A ongoing quest to find and ferment apples rooted in the history of Bend.
A few years ago Mike and CJ Johnson of Terrebonne became curious about the apple trees growing on their 3.25-acre farm near Smith Rock. Unlike some of the young but lovely trees you see gracing yards and boulevards in Bend, these appeared quite old with thick, gnarled trunks and mature, leafy canopies. “I really just wanted to know what kind so I’d know how to use the apples,” CJ says. “As it turns out, we stumbled into a good story, too,” adds Mike.
Identifying apples isn’t easy, though. The definitive work on the fruit, Dan Bussey’s 2016 The Illustrated History of Apples in the United States and Canada, took 30 years to compile and includes seven volumes describing more than 16,000 varieties.
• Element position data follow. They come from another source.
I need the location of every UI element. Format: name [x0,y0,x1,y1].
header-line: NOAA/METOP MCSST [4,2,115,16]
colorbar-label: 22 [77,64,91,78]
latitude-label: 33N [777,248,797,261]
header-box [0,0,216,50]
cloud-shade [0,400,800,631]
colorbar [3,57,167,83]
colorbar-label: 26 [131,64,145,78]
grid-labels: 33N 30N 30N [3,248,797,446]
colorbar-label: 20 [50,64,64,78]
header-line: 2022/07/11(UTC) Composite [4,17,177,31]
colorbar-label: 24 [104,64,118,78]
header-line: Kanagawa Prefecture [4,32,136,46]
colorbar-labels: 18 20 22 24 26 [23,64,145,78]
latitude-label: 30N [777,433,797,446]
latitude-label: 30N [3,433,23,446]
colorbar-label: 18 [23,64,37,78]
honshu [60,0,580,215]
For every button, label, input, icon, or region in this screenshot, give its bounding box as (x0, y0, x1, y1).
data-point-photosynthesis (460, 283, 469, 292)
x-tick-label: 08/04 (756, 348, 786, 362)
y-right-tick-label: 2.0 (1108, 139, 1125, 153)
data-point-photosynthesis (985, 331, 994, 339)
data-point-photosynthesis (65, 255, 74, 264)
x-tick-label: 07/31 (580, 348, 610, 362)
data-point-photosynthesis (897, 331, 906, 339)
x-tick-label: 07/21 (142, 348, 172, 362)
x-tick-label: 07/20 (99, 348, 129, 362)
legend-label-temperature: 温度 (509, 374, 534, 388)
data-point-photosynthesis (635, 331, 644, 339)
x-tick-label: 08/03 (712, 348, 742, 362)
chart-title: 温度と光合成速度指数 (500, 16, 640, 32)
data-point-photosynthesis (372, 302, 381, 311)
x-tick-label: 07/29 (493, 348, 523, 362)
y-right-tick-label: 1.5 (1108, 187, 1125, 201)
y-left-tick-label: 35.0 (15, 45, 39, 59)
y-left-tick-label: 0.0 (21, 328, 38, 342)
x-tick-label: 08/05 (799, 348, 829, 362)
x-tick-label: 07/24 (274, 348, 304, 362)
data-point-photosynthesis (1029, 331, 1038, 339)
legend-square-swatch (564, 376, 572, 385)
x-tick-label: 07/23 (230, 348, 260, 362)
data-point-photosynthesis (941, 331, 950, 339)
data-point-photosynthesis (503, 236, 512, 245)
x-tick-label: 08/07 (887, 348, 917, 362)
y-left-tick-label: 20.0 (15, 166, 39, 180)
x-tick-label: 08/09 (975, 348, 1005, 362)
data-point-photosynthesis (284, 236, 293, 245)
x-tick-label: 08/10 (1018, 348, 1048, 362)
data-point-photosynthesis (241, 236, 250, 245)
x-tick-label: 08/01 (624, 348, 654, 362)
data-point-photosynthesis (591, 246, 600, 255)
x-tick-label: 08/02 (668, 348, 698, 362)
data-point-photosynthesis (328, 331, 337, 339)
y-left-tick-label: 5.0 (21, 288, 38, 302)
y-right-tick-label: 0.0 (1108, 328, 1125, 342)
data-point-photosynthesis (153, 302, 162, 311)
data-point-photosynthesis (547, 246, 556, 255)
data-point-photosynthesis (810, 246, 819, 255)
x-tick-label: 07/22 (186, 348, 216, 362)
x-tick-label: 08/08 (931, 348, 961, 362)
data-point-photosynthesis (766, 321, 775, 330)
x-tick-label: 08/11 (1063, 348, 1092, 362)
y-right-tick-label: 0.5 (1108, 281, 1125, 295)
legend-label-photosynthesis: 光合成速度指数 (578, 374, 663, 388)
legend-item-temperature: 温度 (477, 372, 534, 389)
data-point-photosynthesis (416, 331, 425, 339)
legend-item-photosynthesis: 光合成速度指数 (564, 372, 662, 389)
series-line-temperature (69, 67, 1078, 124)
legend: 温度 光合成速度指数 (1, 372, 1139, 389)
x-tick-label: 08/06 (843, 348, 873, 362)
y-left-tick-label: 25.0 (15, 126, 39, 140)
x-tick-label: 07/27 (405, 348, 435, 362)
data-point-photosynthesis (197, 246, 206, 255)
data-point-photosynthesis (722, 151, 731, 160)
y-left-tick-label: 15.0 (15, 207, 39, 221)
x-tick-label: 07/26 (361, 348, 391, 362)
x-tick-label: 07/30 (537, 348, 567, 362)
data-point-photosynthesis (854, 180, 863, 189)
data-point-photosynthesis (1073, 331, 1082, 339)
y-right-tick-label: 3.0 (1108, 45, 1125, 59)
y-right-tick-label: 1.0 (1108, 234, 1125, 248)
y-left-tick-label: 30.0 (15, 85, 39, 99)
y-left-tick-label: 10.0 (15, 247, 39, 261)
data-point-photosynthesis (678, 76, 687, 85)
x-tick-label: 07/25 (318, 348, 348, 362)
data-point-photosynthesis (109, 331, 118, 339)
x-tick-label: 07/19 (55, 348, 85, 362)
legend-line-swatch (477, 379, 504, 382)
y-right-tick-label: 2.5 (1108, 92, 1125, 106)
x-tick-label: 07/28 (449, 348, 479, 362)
Fortunately, the Johnsons found Shaun Shepherd, Oregon’s very own “apple detective” who together with Joanie Cooper founded the Temperate Orchard Conservancy in Molalla in 2012. Shepherd discovered something remarkable: at least six of the Johnsons’ trees were century old Ross Morris apples, a variety so rare that they didn’t even appear in Bussey’s book.
“They were the only ones I knew of in existence,” says Shepherd, who has since propagated one for the conservancy. “It’s the craziest thing.”
The discovery five years ago led The Ale Apothecary to use those apples in a boutique batch of Sahalie (Smoked Apple), an American wild ale, but it also unleashed CJ on a quest to find other heirloom apple trees across the region. She eventually formed iN Cahoots, a collaborative that now includes at least six century-old orchards that yield thousands of pounds of Northern Spy, Winter Banana and other vintage varieties that local brewers turn into delicious drinks. Bend’s 10 Barrel created a cider named after the collaborative in 2014. In July 2019, Deschutes released “Historic Oregon Super Juice.” Now, come Thanksgiving, Crux brewmaster Bianca Thomas will release a cider made from this year’s harvest.
“Heirloom apples like these are really hard to come by,” Thomas says. “You’re drinking the terroir of the community.”
You’re drinking history, too. Having an orchard was a way for pioneers to “prove up” a claim to own land under Abraham Lincoln’s Homestead Act of 1862, and newspaper articles published in the Bulletin in the early 1900s boast of the region’s fruit growing successes. CJ’s latest move has been to ask residents in Bend’s Orchard District to search for the remains of fruit trees that the town’s earliest settlers may have planted. Terry Foley, 78, remembers them well. “It was the kids’ onus to have to pick all that fruit,” says Foley, who grew up on a six-acre farm with fruit trees in the heart of the neighborhood on the corner of Revere and NE 8th Street. “That part of town is something of a banana belt.”
Of course, many of those trees have now disappeared under subdivisions and shopping centers, but vestiges of Bend’s fruity past do remain. You can find a few old giants off Jones Road near Hollinshead. There’s a fine sample tucked off NE Innes Lane and a beauty in a backyard on NE Ninth St. All of them are not far from where Levi Wiest, a founder of the town and nurseryman, once had a 160-acre homestead full of fruit trees.
Standing before his church one Sunday evening in January 1908, Wiest delivered a message that we modern partakers of craft beverages may still clink our glasses over today. “Mr. Wiest spoke from the thought, ‘Ye must be born again’,” the Bulletin reported, “and he showed how with corn, with apples, with potatoes, with all fruits, perfection only comes by the new birth into conditions far higher and nobler.”
Surely he was foreshadowing CJ and all that cider.